/news/currentevents
Navigation

Forces canadiennes: demande d’action collective pour discrimination raciale

Bloc militaires canadiens armée canadienne Forces canadiennes

Coup d'oeil sur cet article

Les Forces canadiennes sont visées par une demande d’action collective, cette fois pour une question de discrimination raciale.
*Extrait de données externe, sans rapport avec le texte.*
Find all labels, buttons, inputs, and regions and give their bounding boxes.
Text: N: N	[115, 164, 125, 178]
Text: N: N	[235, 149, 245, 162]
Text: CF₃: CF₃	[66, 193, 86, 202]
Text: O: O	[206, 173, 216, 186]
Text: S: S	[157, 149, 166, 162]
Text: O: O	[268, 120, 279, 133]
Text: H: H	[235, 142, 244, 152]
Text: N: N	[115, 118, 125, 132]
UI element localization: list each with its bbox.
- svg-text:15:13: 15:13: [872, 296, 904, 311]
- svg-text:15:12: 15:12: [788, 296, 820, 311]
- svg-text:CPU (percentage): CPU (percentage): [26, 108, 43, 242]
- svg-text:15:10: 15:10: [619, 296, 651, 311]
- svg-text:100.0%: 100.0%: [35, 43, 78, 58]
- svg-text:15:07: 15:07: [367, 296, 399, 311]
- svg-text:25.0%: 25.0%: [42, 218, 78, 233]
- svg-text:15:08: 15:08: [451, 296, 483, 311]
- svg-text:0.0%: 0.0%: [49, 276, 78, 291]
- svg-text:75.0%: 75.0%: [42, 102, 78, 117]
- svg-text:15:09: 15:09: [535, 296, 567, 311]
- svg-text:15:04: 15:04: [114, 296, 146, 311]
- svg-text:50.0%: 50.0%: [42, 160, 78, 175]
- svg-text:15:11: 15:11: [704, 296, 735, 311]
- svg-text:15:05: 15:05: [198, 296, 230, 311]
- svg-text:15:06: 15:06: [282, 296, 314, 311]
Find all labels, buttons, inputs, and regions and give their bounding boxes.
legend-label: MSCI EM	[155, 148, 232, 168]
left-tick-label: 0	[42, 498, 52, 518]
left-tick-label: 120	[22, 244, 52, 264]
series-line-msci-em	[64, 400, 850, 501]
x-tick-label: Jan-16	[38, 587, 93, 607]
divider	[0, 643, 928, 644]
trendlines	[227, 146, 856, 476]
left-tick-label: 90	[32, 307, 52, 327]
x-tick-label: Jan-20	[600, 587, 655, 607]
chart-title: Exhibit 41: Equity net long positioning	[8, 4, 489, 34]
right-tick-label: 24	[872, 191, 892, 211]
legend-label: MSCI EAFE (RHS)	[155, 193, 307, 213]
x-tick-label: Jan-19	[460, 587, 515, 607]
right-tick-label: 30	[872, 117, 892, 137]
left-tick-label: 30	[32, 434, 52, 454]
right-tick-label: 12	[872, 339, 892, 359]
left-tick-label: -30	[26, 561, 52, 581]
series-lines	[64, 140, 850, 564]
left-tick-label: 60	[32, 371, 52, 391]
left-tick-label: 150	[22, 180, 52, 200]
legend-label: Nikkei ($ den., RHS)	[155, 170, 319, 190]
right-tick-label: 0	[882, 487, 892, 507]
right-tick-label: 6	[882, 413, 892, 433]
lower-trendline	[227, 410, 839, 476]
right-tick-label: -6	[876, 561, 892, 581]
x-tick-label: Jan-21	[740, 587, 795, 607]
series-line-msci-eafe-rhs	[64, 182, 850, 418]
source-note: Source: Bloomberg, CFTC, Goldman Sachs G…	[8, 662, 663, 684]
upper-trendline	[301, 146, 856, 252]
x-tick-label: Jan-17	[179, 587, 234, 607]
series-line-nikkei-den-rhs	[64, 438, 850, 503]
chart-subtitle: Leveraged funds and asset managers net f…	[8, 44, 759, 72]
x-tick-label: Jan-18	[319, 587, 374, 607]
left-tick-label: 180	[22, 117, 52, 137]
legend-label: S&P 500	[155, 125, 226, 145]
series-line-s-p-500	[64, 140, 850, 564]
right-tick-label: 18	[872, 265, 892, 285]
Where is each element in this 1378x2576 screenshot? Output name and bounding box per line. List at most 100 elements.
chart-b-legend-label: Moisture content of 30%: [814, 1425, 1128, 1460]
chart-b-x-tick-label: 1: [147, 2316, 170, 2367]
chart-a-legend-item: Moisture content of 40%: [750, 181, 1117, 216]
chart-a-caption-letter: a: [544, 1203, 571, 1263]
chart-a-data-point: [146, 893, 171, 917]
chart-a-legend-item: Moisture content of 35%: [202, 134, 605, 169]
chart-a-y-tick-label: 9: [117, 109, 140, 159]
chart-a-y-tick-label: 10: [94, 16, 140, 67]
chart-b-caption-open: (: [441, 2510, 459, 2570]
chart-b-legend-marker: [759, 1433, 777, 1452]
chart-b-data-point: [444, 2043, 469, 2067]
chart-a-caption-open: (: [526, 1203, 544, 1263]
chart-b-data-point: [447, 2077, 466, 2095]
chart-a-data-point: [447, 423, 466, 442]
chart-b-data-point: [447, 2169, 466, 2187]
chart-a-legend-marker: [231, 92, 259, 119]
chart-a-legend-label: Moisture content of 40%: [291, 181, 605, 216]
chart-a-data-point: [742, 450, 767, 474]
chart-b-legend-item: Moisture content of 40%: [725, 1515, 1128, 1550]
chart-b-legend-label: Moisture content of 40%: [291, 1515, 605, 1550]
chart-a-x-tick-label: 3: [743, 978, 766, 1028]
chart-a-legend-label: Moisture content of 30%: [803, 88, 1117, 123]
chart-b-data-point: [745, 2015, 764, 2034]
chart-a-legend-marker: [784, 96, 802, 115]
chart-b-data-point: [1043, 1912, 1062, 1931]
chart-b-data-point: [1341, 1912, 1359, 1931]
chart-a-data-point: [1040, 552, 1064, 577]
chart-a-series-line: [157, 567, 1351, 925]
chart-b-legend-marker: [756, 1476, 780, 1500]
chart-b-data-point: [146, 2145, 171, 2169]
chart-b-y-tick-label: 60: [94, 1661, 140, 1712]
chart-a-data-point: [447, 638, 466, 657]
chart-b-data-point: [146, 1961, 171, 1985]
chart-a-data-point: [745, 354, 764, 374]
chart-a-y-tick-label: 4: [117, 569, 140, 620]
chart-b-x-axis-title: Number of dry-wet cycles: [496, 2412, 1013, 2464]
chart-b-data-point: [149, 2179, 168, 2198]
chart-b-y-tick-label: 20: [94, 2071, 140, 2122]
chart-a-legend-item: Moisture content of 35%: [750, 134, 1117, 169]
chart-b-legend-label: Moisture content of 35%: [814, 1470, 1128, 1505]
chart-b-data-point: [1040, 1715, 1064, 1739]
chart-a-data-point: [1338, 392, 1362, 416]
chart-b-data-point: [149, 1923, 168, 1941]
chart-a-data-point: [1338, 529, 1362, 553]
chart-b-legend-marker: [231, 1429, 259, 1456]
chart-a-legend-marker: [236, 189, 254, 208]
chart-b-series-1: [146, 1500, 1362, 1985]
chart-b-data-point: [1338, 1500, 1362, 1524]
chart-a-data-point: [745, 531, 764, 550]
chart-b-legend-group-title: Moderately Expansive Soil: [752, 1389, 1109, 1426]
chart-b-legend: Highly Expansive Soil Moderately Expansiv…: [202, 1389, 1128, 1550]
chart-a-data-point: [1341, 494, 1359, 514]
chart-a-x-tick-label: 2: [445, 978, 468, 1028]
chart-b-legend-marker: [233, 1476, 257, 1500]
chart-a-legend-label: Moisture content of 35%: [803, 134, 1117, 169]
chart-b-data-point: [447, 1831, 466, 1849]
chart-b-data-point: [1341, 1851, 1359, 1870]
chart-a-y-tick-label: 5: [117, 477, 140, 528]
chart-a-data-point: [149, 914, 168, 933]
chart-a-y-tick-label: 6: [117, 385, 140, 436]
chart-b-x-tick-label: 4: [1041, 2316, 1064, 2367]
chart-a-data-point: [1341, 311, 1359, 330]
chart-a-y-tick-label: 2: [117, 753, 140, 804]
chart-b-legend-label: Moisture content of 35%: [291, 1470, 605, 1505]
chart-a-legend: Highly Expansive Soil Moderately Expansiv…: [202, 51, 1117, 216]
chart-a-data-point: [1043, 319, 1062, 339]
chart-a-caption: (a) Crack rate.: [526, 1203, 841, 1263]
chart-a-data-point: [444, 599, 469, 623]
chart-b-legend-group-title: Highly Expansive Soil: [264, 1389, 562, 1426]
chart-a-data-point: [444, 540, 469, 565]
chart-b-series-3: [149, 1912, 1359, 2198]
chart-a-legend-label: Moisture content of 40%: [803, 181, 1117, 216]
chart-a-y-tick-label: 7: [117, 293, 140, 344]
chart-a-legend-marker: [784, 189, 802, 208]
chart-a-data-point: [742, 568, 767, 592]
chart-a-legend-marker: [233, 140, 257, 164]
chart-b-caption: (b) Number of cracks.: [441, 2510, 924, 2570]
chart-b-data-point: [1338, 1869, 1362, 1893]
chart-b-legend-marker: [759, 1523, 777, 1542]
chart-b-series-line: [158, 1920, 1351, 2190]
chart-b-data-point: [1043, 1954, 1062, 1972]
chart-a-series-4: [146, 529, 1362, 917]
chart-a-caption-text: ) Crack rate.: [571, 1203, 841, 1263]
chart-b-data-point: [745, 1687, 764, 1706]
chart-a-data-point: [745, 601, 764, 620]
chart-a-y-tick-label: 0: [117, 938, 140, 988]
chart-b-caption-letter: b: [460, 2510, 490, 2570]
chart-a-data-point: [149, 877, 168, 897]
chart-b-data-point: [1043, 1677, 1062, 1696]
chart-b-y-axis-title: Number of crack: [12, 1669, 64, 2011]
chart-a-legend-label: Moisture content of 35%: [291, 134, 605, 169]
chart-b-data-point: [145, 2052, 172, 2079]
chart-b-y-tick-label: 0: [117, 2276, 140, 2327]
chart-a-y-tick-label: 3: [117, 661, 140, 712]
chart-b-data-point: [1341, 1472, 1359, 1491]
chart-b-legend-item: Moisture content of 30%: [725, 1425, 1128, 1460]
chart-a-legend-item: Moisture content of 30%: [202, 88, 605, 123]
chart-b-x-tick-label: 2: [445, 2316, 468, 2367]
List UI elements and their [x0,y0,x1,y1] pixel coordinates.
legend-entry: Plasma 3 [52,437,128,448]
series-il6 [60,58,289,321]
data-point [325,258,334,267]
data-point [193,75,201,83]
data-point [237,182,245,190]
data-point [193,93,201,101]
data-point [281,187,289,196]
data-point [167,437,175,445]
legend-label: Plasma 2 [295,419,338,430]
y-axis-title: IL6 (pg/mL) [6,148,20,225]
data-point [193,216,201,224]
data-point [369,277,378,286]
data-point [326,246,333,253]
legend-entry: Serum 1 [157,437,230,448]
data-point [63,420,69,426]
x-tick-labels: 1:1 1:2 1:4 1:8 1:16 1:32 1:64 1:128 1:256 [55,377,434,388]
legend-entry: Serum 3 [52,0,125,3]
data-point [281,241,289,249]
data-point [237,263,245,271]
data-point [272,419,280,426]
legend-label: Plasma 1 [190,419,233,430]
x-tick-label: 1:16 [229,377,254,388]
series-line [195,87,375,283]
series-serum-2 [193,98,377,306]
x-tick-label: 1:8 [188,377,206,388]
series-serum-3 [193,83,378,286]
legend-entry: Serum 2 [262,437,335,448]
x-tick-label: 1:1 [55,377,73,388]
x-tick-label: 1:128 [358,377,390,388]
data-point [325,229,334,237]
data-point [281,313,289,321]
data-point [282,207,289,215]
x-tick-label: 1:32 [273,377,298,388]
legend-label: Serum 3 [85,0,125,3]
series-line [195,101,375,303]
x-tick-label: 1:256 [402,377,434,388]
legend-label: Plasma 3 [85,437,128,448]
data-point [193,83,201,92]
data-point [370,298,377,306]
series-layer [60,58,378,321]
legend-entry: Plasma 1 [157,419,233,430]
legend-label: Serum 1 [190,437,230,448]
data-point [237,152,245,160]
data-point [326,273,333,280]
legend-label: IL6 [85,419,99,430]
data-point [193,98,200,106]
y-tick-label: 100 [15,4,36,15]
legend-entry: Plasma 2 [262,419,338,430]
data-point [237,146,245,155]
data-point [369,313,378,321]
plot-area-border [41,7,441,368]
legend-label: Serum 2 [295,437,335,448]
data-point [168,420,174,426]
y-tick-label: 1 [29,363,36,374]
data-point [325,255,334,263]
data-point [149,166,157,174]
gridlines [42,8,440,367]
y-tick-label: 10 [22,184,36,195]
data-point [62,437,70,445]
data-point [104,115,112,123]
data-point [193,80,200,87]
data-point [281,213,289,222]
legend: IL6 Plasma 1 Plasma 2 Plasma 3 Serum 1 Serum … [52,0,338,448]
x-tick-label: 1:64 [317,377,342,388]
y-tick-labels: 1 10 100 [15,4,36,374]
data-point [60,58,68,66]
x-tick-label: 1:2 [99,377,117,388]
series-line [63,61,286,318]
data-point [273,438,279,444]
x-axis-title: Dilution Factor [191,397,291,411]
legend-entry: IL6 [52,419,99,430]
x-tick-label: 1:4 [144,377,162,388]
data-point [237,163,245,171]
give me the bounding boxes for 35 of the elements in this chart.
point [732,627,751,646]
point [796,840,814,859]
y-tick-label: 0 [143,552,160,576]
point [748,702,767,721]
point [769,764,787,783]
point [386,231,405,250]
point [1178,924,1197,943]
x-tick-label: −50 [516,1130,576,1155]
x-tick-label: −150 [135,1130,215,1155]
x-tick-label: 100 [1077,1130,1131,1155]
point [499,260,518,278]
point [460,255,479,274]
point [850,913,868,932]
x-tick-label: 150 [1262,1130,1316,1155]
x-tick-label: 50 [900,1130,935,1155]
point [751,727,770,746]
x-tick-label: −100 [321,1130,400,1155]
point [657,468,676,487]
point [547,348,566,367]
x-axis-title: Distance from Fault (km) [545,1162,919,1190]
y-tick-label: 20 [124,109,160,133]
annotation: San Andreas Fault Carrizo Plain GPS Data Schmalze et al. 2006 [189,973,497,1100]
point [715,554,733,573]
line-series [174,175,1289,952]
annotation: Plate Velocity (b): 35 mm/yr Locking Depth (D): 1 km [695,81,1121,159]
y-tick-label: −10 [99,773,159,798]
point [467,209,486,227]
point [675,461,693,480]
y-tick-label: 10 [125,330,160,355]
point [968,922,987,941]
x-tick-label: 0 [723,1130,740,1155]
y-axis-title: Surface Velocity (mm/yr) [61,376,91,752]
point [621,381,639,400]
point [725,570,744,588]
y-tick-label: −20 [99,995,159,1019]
Deux hommes noirs et un autochtone soutiennent avoir été victimes d’insultes, de situations de harcèlement et de menaces «violentes» qui ont été «tolérées ou ignorées» alors qu’ils servaient dans l’armée, selon le document juridique déposé en Cour fédérale à Halifax en Nouvelle-Écosse, le 14 décembre dernier.

«Quand des personnes s'enrôlent dans les Forces canadiennes, elles s'attendent à servir, à promouvoir et à protéger les idéaux qui nous sont chers et dont nous profitons en tant que Canadiens, soit l'égalité, la justice fondamentale et la dignité humaine», a mentionné Me Scott Campbell, avocat représentant les trois plaignants, dans un communiqué publié mercredi.

«Nos clients avancent que l'institution même sur laquelle nous comptons pour promouvoir ces idéaux dans le monde a bafoué leurs droits fondamentaux et ceux des personnes qu'ils représentent», a-t-il ajouté.

Traité de «nègre»

Jean-Pierre Robillard, un homme d’origine haïtienne du Nouveau-Brunswick, dit notamment avoir été attaqué par un militaire en raison de sa race. Rien n’a toutefois été fait après qu’il eut rapporté l’agression à ses supérieurs à la base de Borden en Ontario. M. Robillard affirme aussi s’être fait régulièrement traiter de «nigger» («nègre») par un collègue. Lorsqu’il s’est plaint à son officier, il s’est seulement fait répondre de frapper celui qui l’insultait. Aucune mesure n’a été prise à l’endroit du fautif.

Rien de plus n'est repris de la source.